Assurance maladie mobile : y a-t-il une bonne et une mauvaise respiration ?

Torsten Liem : La bonne façon de respirer calmement est par le nez et dans l’estomac, de sorte que la paroi abdominale se soulève. Une respiration thoracique courte et superficielle est défavorable au repos car trop peu d’oxygène pénètre dans le sang et donc dans les organes. Cela peut entraîner toute une série de problèmes tels qu’un manque de concentration, des maux de tête, de l’épuisement et de la fatigue. De plus, si les organes internes ne sont pas suffisamment drainés et déplacés par la respiration, d’autres symptômes tels que des troubles gastro-intestinaux peuvent survenir. Une mauvaise posture, comme un dos arrondi affaissé et des épaules voûtées, affecte également la respiration. Au lieu d’un demi-litre d’air, moins d’air pénètre alors dans les poumons par respiration.

Assurance santé mobile : Peut-on apprendre à respirer correctement tout le temps ?

Torsten Liem : Oui, et comme nous respirons 10 à 15 fois par minute, soit environ 23 000 fois par jour, un tel entraînement respiratoire vaut vraiment la peine. Au début, des exercices de respiration ciblés sont utiles. Finalement, la “nouvelle” respiration deviendra une habitude. Le mouvement et la posture conscients du corps ainsi que les sentiments positifs améliorent également la respiration, ce qui profite à son tour au corps, à l’esprit et à l’âme. Il est également important de respirer le bon air. Je recommande des promenades rapides régulières dans les bois, idéalement trois heures par semaine – cela fonctionne comme une pilule de santé miracle sur le corps. Un dernier conseil : rincez-vous le nez avec une douche nasale une à deux fois par semaine le soir avant de vous coucher pour vous aider à respirer plus librement. Pour ce faire, dissoudre neuf grammes de sel dans un litre d’eau tiède.

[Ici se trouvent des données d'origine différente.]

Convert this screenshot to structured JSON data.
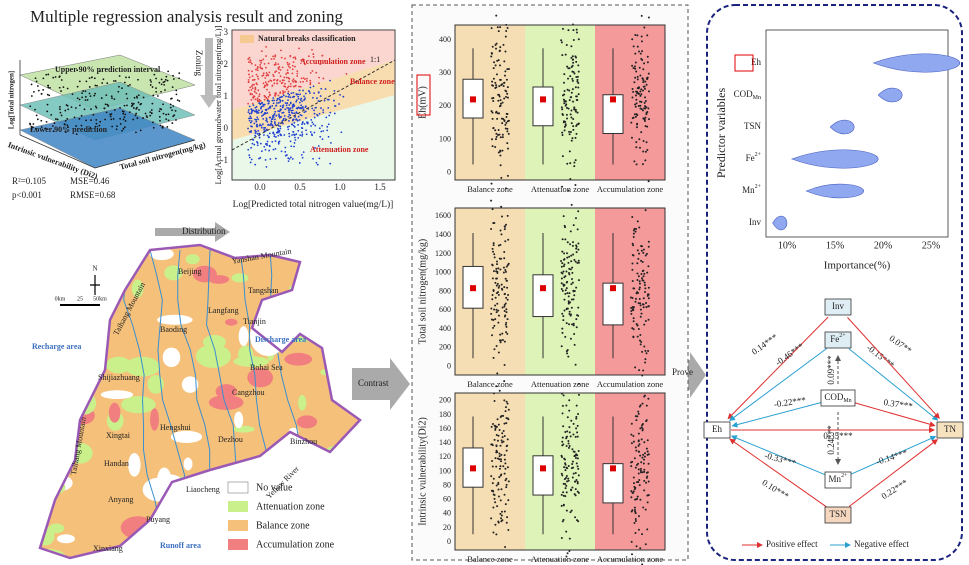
{
  "title": "Multiple regression analysis result and zoning",
  "regression": {
    "y_label": "Log[Total nitrogen]",
    "upper": "Upper 90% prediction interval",
    "lower": "Lower 90% prediction",
    "x_label": "Total soil nitrogen(mg/kg)",
    "z_label": "Intrinsic vulnerability (Di2)",
    "stats": [
      "R²=0.105",
      "MSE=0.46",
      "p<0.001",
      "RMSE=0.68"
    ]
  },
  "zoning_arrow": "Zoning",
  "scatter": {
    "legend": "Natural breaks classification",
    "zones": [
      "Accumulation zone",
      "Balance zone",
      "Attenuation zone"
    ],
    "line_label": "1:1",
    "y_label": "Log[Actual groundwater total nitrogen(mg/L)]",
    "x_label": "Log[Predicted total nitrogen value(mg/L)]",
    "yticks": [
      "-1",
      "0",
      "1",
      "2",
      "3"
    ],
    "xticks": [
      "0.0",
      "0.5",
      "1.0",
      "1.5"
    ]
  },
  "distribution_arrow": "Distribution",
  "map": {
    "north": "N",
    "scale": [
      "0km",
      "25",
      "50km"
    ],
    "places": [
      "Beijing",
      "Yanshan Mountain",
      "Tangshan",
      "Langfang",
      "Tianjin",
      "Taihang Mountain",
      "Baoding",
      "Discharge area",
      "Recharge area",
      "Bohai Sea",
      "Shijiazhuang",
      "Cangzhou",
      "Hengshui",
      "Dezhou",
      "Binzhou",
      "Xingtai",
      "Handan",
      "Liaocheng",
      "Yellow River",
      "Anyang",
      "Puyang",
      "Runoff area",
      "Xinxiang",
      "Taihang Mountain"
    ],
    "legend": [
      "No value",
      "Attenuation zone",
      "Balance zone",
      "Accumulation zone"
    ]
  },
  "contrast_arrow": "Contrast",
  "box_panels": [
    {
      "y_label": "Eh(mV)",
      "yticks": [
        "0",
        "100",
        "200",
        "300",
        "400"
      ],
      "categories": [
        "Balance zone",
        "Attenuation zone",
        "Accumulation zone"
      ]
    },
    {
      "y_label": "Total soil nitrogen(mg/kg)",
      "yticks": [
        "0",
        "200",
        "400",
        "600",
        "800",
        "1000",
        "1200",
        "1400",
        "1600"
      ],
      "categories": [
        "Balance zone",
        "Attenuation zone",
        "Accumulation zone"
      ]
    },
    {
      "y_label": "Intrinsic vulnerability(Di2)",
      "yticks": [
        "0",
        "20",
        "40",
        "60",
        "80",
        "100",
        "120",
        "140",
        "160",
        "180",
        "200"
      ],
      "categories": [
        "Balance zone",
        "Attenuation zone",
        "Accumulation zone"
      ]
    }
  ],
  "prove_arrow": "Prove",
  "importance": {
    "y_label": "Predictor variables",
    "x_label": "Importance(%)",
    "xticks": [
      "10%",
      "15%",
      "20%",
      "25%"
    ],
    "variables": [
      {
        "text": "Eh"
      },
      {
        "text": "COD",
        "sub": "Mn"
      },
      {
        "text": "TSN"
      },
      {
        "text": "Fe",
        "sup": "2+"
      },
      {
        "text": "Mn",
        "sup": "2+"
      },
      {
        "text": "Inv"
      }
    ]
  },
  "sem": {
    "nodes": [
      {
        "text": "Inv"
      },
      {
        "text": "Fe",
        "sup": "2+"
      },
      {
        "text": "COD",
        "sub": "Mn"
      },
      {
        "text": "Eh"
      },
      {
        "text": "TN"
      },
      {
        "text": "Mn",
        "sup": "2+"
      },
      {
        "text": "TSN"
      }
    ],
    "edges": [
      "0.14***",
      "-0.46***",
      "0.09***",
      "-0.15***",
      "0.07**",
      "-0.22***",
      "0.37***",
      "0.35***",
      "-0.33***",
      "0.24***",
      "-0.14***",
      "0.10***",
      "0.22***"
    ],
    "legend": [
      "Positive effect",
      "Negative effect"
    ]
  }
}
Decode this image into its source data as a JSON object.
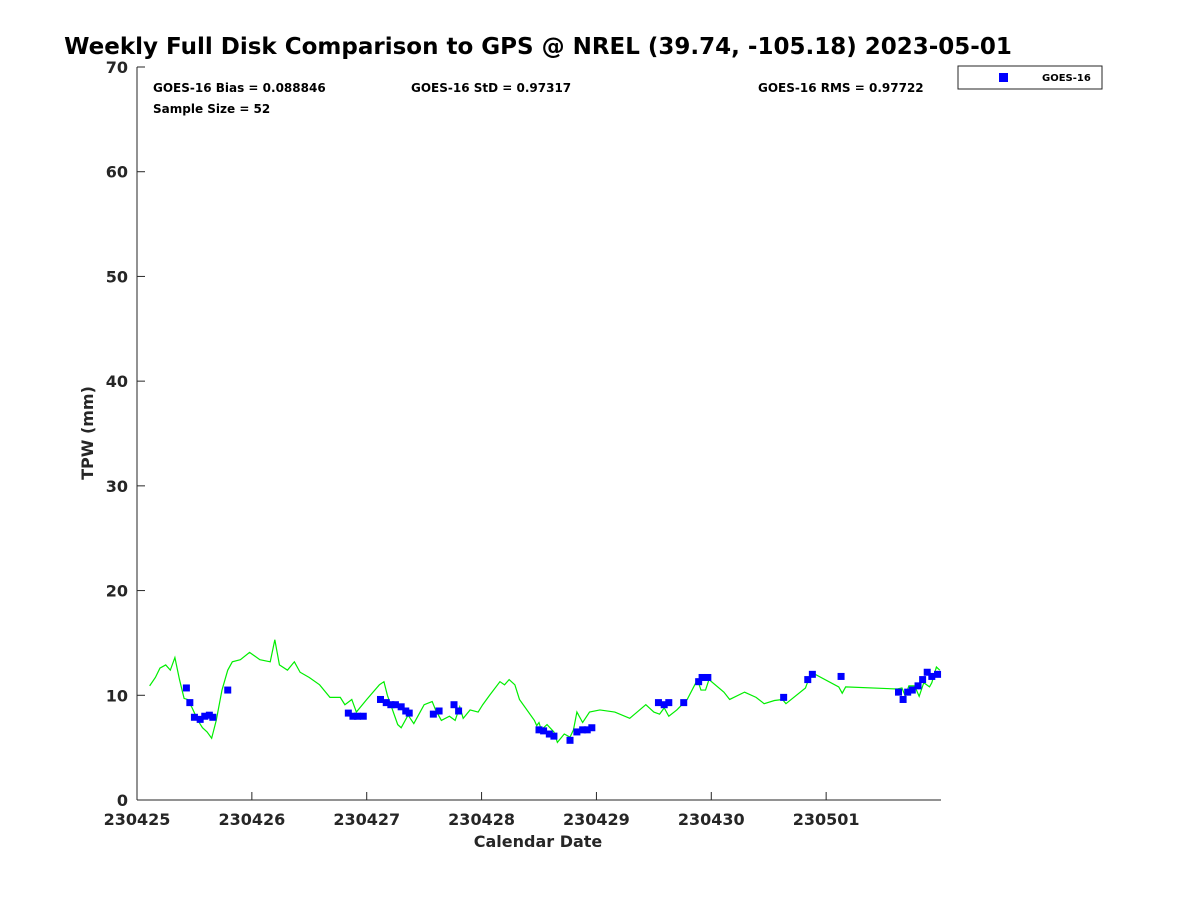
{
  "chart_data": {
    "type": "scatter",
    "title": "Weekly Full Disk Comparison to GPS @ NREL (39.74, -105.18) 2023-05-01",
    "xlabel": "Calendar Date",
    "ylabel": "TPW (mm)",
    "xlim": [
      0,
      7
    ],
    "ylim": [
      0,
      70
    ],
    "x_unit": "days since 230425",
    "x_ticks": [
      {
        "value": 0,
        "label": "230425"
      },
      {
        "value": 1,
        "label": "230426"
      },
      {
        "value": 2,
        "label": "230427"
      },
      {
        "value": 3,
        "label": "230428"
      },
      {
        "value": 4,
        "label": "230429"
      },
      {
        "value": 5,
        "label": "230430"
      },
      {
        "value": 6,
        "label": "230501"
      }
    ],
    "y_ticks": [
      0,
      10,
      20,
      30,
      40,
      50,
      60,
      70
    ],
    "grid": false,
    "legend": {
      "placement": "outside-top-right",
      "entries": [
        "GOES-16"
      ]
    },
    "annotations": {
      "bias": "GOES-16 Bias = 0.088846",
      "std": "GOES-16 StD = 0.97317",
      "rms": "GOES-16 RMS = 0.97722",
      "sample": "Sample Size = 52"
    },
    "colors": {
      "goes": "#0000ff",
      "gps": "#00ee00"
    },
    "series": [
      {
        "name": "GOES-16",
        "kind": "scatter",
        "x": [
          0.43,
          0.46,
          0.5,
          0.55,
          0.59,
          0.63,
          0.66,
          0.79,
          1.84,
          1.88,
          1.92,
          1.97,
          2.12,
          2.17,
          2.21,
          2.25,
          2.3,
          2.34,
          2.37,
          2.58,
          2.63,
          2.76,
          2.8,
          3.5,
          3.54,
          3.59,
          3.63,
          3.77,
          3.83,
          3.88,
          3.92,
          3.96,
          4.54,
          4.59,
          4.63,
          4.76,
          4.89,
          4.92,
          4.97,
          5.63,
          5.84,
          5.88,
          6.13,
          6.63,
          6.67,
          6.71,
          6.75,
          6.8,
          6.84,
          6.88,
          6.92,
          6.97
        ],
        "y": [
          10.7,
          9.3,
          7.9,
          7.7,
          8.0,
          8.1,
          7.9,
          10.5,
          8.3,
          8.0,
          8.0,
          8.0,
          9.6,
          9.3,
          9.1,
          9.1,
          8.9,
          8.5,
          8.3,
          8.2,
          8.5,
          9.1,
          8.5,
          6.7,
          6.6,
          6.3,
          6.1,
          5.7,
          6.5,
          6.7,
          6.7,
          6.9,
          9.3,
          9.1,
          9.3,
          9.3,
          11.3,
          11.7,
          11.7,
          9.8,
          11.5,
          12.0,
          11.8,
          10.3,
          9.6,
          10.3,
          10.5,
          10.9,
          11.5,
          12.2,
          11.8,
          12.0
        ]
      },
      {
        "name": "GPS",
        "kind": "line",
        "x": [
          0.11,
          0.16,
          0.2,
          0.25,
          0.29,
          0.33,
          0.37,
          0.41,
          0.44,
          0.48,
          0.53,
          0.57,
          0.61,
          0.65,
          0.69,
          0.74,
          0.79,
          0.83,
          0.9,
          0.98,
          1.07,
          1.16,
          1.2,
          1.24,
          1.31,
          1.37,
          1.42,
          1.5,
          1.59,
          1.68,
          1.77,
          1.81,
          1.87,
          1.91,
          2.0,
          2.11,
          2.15,
          2.18,
          2.27,
          2.3,
          2.36,
          2.41,
          2.5,
          2.57,
          2.6,
          2.65,
          2.72,
          2.77,
          2.81,
          2.84,
          2.9,
          2.97,
          3.01,
          3.07,
          3.16,
          3.2,
          3.24,
          3.29,
          3.33,
          3.46,
          3.48,
          3.5,
          3.52,
          3.57,
          3.63,
          3.66,
          3.72,
          3.77,
          3.8,
          3.83,
          3.88,
          3.94,
          4.03,
          4.16,
          4.29,
          4.43,
          4.5,
          4.55,
          4.59,
          4.63,
          4.7,
          4.79,
          4.88,
          4.91,
          4.95,
          4.98,
          5.11,
          5.16,
          5.29,
          5.39,
          5.46,
          5.55,
          5.62,
          5.65,
          5.82,
          5.83,
          5.87,
          6.11,
          6.14,
          6.17,
          6.62,
          6.66,
          6.69,
          6.72,
          6.77,
          6.81,
          6.85,
          6.9,
          6.92,
          6.96,
          6.99
        ],
        "y": [
          10.9,
          11.7,
          12.6,
          12.9,
          12.4,
          13.6,
          11.5,
          9.7,
          9.6,
          8.8,
          7.6,
          6.9,
          6.5,
          5.9,
          7.6,
          10.5,
          12.4,
          13.2,
          13.4,
          14.1,
          13.4,
          13.2,
          15.3,
          12.9,
          12.4,
          13.2,
          12.2,
          11.7,
          11.0,
          9.8,
          9.8,
          9.1,
          9.6,
          8.4,
          9.6,
          11.0,
          11.3,
          10.0,
          7.2,
          6.9,
          8.1,
          7.3,
          9.1,
          9.4,
          8.6,
          7.6,
          8.0,
          7.6,
          8.9,
          7.8,
          8.6,
          8.4,
          9.1,
          10.0,
          11.3,
          11.0,
          11.5,
          11.0,
          9.6,
          7.6,
          7.1,
          7.4,
          6.7,
          7.2,
          6.5,
          5.5,
          6.3,
          6.0,
          6.7,
          8.4,
          7.4,
          8.4,
          8.6,
          8.4,
          7.8,
          9.1,
          8.4,
          8.2,
          8.8,
          8.0,
          8.6,
          9.6,
          11.5,
          10.5,
          10.5,
          11.5,
          10.3,
          9.6,
          10.3,
          9.8,
          9.2,
          9.5,
          9.6,
          9.2,
          10.7,
          11.0,
          12.2,
          10.8,
          10.2,
          10.8,
          10.6,
          10.7,
          9.9,
          10.9,
          10.9,
          9.9,
          11.2,
          10.8,
          11.2,
          12.7,
          12.4
        ]
      }
    ]
  }
}
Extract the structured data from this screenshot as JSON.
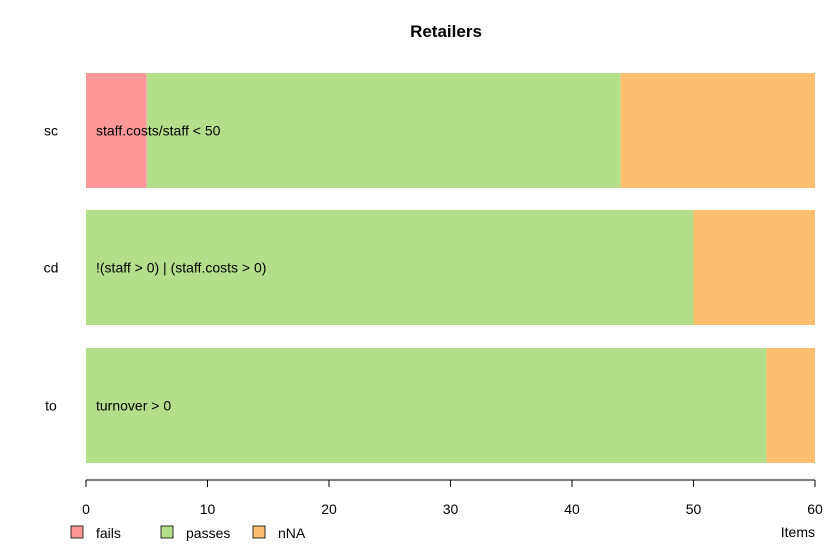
{
  "chart_data": {
    "type": "bar",
    "orientation": "horizontal",
    "stacked": true,
    "title": "Retailers",
    "xlabel": "Items",
    "ylabel": "",
    "xlim": [
      0,
      60
    ],
    "x_ticks": [
      0,
      10,
      20,
      30,
      40,
      50,
      60
    ],
    "categories": [
      "sc",
      "cd",
      "to"
    ],
    "rule_labels": [
      "staff.costs/staff < 50",
      "!(staff > 0) | (staff.costs > 0)",
      "turnover > 0"
    ],
    "series": [
      {
        "name": "fails",
        "color": "#FF9999",
        "values": [
          5,
          0,
          0
        ]
      },
      {
        "name": "passes",
        "color": "#B3DF8A",
        "values": [
          39,
          50,
          56
        ]
      },
      {
        "name": "nNA",
        "color": "#FDBF6F",
        "values": [
          16,
          10,
          4
        ]
      }
    ],
    "grid": false,
    "legend_position": "bottom-left"
  }
}
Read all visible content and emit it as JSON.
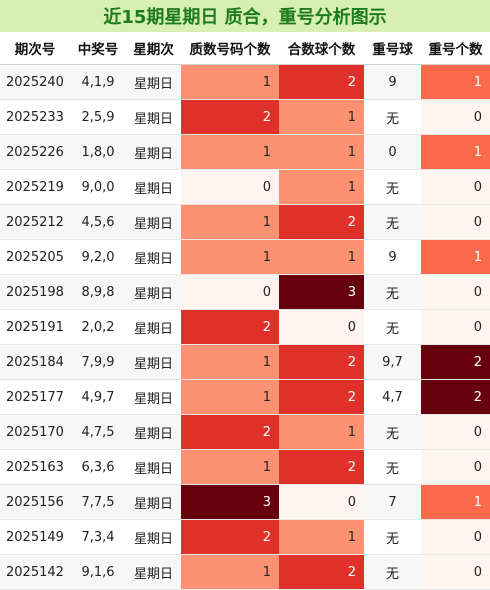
{
  "title": "近15期星期日 质合，重号分析图示",
  "columns": [
    "期次号",
    "中奖号",
    "星期次",
    "质数号码个数",
    "合数球个数",
    "重号球",
    "重号个数"
  ],
  "colors": {
    "v0": "#fff5f0",
    "v1": "#fc9272",
    "v2": "#e0302a",
    "v3": "#67000d",
    "rep1": "#fb6a4a",
    "rep2": "#67000d"
  },
  "rows": [
    {
      "issue": "2025240",
      "numbers": "4,1,9",
      "weekday": "星期日",
      "prime": 1,
      "composite": 2,
      "repeat_balls": "9",
      "repeat_count": 1
    },
    {
      "issue": "2025233",
      "numbers": "2,5,9",
      "weekday": "星期日",
      "prime": 2,
      "composite": 1,
      "repeat_balls": "无",
      "repeat_count": 0
    },
    {
      "issue": "2025226",
      "numbers": "1,8,0",
      "weekday": "星期日",
      "prime": 1,
      "composite": 1,
      "repeat_balls": "0",
      "repeat_count": 1
    },
    {
      "issue": "2025219",
      "numbers": "9,0,0",
      "weekday": "星期日",
      "prime": 0,
      "composite": 1,
      "repeat_balls": "无",
      "repeat_count": 0
    },
    {
      "issue": "2025212",
      "numbers": "4,5,6",
      "weekday": "星期日",
      "prime": 1,
      "composite": 2,
      "repeat_balls": "无",
      "repeat_count": 0
    },
    {
      "issue": "2025205",
      "numbers": "9,2,0",
      "weekday": "星期日",
      "prime": 1,
      "composite": 1,
      "repeat_balls": "9",
      "repeat_count": 1
    },
    {
      "issue": "2025198",
      "numbers": "8,9,8",
      "weekday": "星期日",
      "prime": 0,
      "composite": 3,
      "repeat_balls": "无",
      "repeat_count": 0
    },
    {
      "issue": "2025191",
      "numbers": "2,0,2",
      "weekday": "星期日",
      "prime": 2,
      "composite": 0,
      "repeat_balls": "无",
      "repeat_count": 0
    },
    {
      "issue": "2025184",
      "numbers": "7,9,9",
      "weekday": "星期日",
      "prime": 1,
      "composite": 2,
      "repeat_balls": "9,7",
      "repeat_count": 2
    },
    {
      "issue": "2025177",
      "numbers": "4,9,7",
      "weekday": "星期日",
      "prime": 1,
      "composite": 2,
      "repeat_balls": "4,7",
      "repeat_count": 2
    },
    {
      "issue": "2025170",
      "numbers": "4,7,5",
      "weekday": "星期日",
      "prime": 2,
      "composite": 1,
      "repeat_balls": "无",
      "repeat_count": 0
    },
    {
      "issue": "2025163",
      "numbers": "6,3,6",
      "weekday": "星期日",
      "prime": 1,
      "composite": 2,
      "repeat_balls": "无",
      "repeat_count": 0
    },
    {
      "issue": "2025156",
      "numbers": "7,7,5",
      "weekday": "星期日",
      "prime": 3,
      "composite": 0,
      "repeat_balls": "7",
      "repeat_count": 1
    },
    {
      "issue": "2025149",
      "numbers": "7,3,4",
      "weekday": "星期日",
      "prime": 2,
      "composite": 1,
      "repeat_balls": "无",
      "repeat_count": 0
    },
    {
      "issue": "2025142",
      "numbers": "9,1,6",
      "weekday": "星期日",
      "prime": 1,
      "composite": 2,
      "repeat_balls": "无",
      "repeat_count": 0
    }
  ]
}
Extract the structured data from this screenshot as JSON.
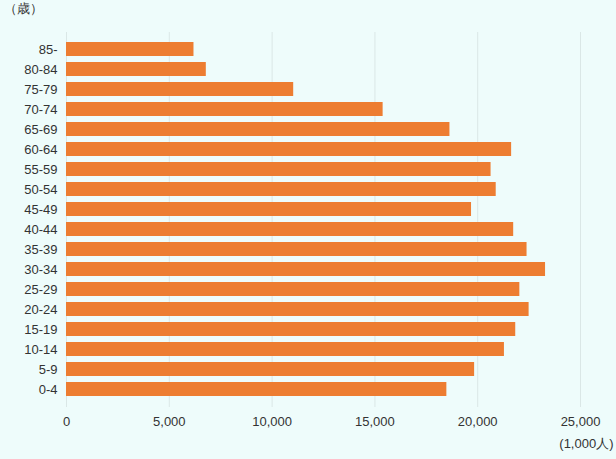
{
  "chart_data": {
    "type": "bar",
    "orientation": "horizontal",
    "y_label": "（歳）",
    "x_label": "(1,000人)",
    "categories": [
      "85-",
      "80-84",
      "75-79",
      "70-74",
      "65-69",
      "60-64",
      "55-59",
      "50-54",
      "45-49",
      "40-44",
      "35-39",
      "30-34",
      "25-29",
      "20-24",
      "15-19",
      "10-14",
      "5-9",
      "0-4"
    ],
    "values": [
      6200,
      6800,
      11050,
      15400,
      18650,
      21650,
      20650,
      20900,
      19700,
      21750,
      22400,
      23300,
      22050,
      22500,
      21850,
      21300,
      19850,
      18500
    ],
    "color": "#ed7d31",
    "xlim": [
      0,
      25000
    ],
    "xticks": [
      {
        "value": 0,
        "label": "0"
      },
      {
        "value": 5000,
        "label": "5,000"
      },
      {
        "value": 10000,
        "label": "10,000"
      },
      {
        "value": 15000,
        "label": "15,000"
      },
      {
        "value": 20000,
        "label": "20,000"
      },
      {
        "value": 25000,
        "label": "25,000"
      }
    ],
    "grid": true
  }
}
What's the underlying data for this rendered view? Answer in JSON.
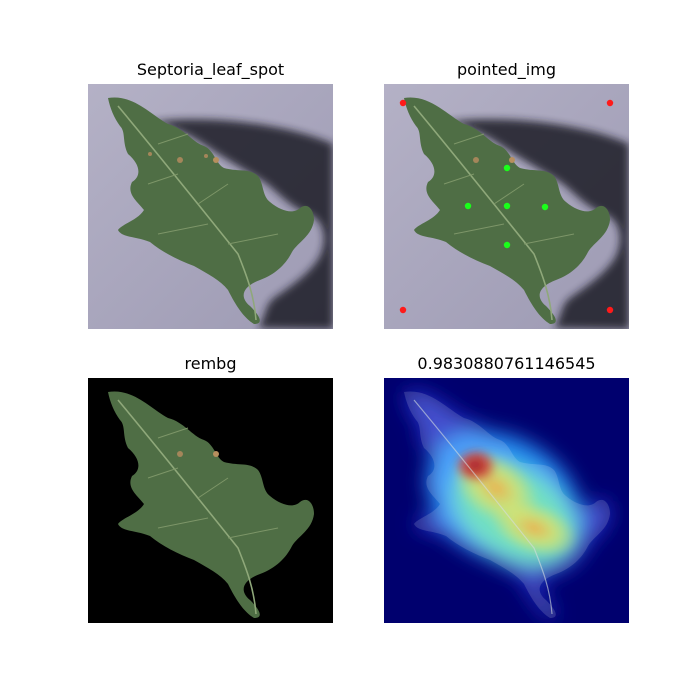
{
  "panels": {
    "original": {
      "title": "Septoria_leaf_spot"
    },
    "pointed": {
      "title": "pointed_img"
    },
    "rembg": {
      "title": "rembg"
    },
    "heatmap": {
      "title": "0.9830880761146545"
    }
  },
  "colors": {
    "leaf": "#4f6e45",
    "leaf_dark": "#3a5433",
    "background_paper": "#a9a6bd",
    "shadow": "#1c1c28",
    "point_corner": "#ff1a1a",
    "point_leaf": "#1aff1a",
    "heat_bg": "#00006e"
  }
}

Mobil Krankenkasse : Quel exercice de respiration recommanderiez-vous ?

Torsten Liem : Par exemple, un exercice facile à pratiquer consiste à inspirer et expirer profondément et rapidement 10 à 30 fois, puis à retenir votre souffle pendant 30 à 60 secondes, puis à continuer à respirer normalement. Cela devrait être pratiqué régulièrement trois à huit fois par jour. Des études ont montré que les exercices de respiration avec une privation d’oxygène ciblée à court terme peuvent, entre autres, augmenter l’absorption d’oxygène, améliorer la régulation de la glycémie et la fonction du muscle cardiaque, abaisser la tension artérielle et renforcer le système immunitaire.¹ Un rire prolongé approfondit également la respiration. et est aussi bon pour le psychisme.

Mobil Krankenkasse : Dans quelle mesure le psychisme et la respiration s’influencent-ils mutuellement, par exemple en cas de stress ?

Torsten Liem : Notre respiration est généralement contrôlée inconsciemment par le centre respiratoire du tronc cérébral. Le stress chronique entraîne souvent une respiration tendue, superficielle et rapide qui se produit davantage dans la poitrine que dans l’abdomen. Inversement, la respiration peut également influencer les réponses au stress. Divers types d’interventions, telles que le bâillement, la relaxation musculaire ou l’auto-massage, conduisent à une respiration plus profonde et donc à une réduction efficace du stress. L’observation de la respiration et divers exercices de respiration peuvent également avoir un effet positif sur les réactions au stress.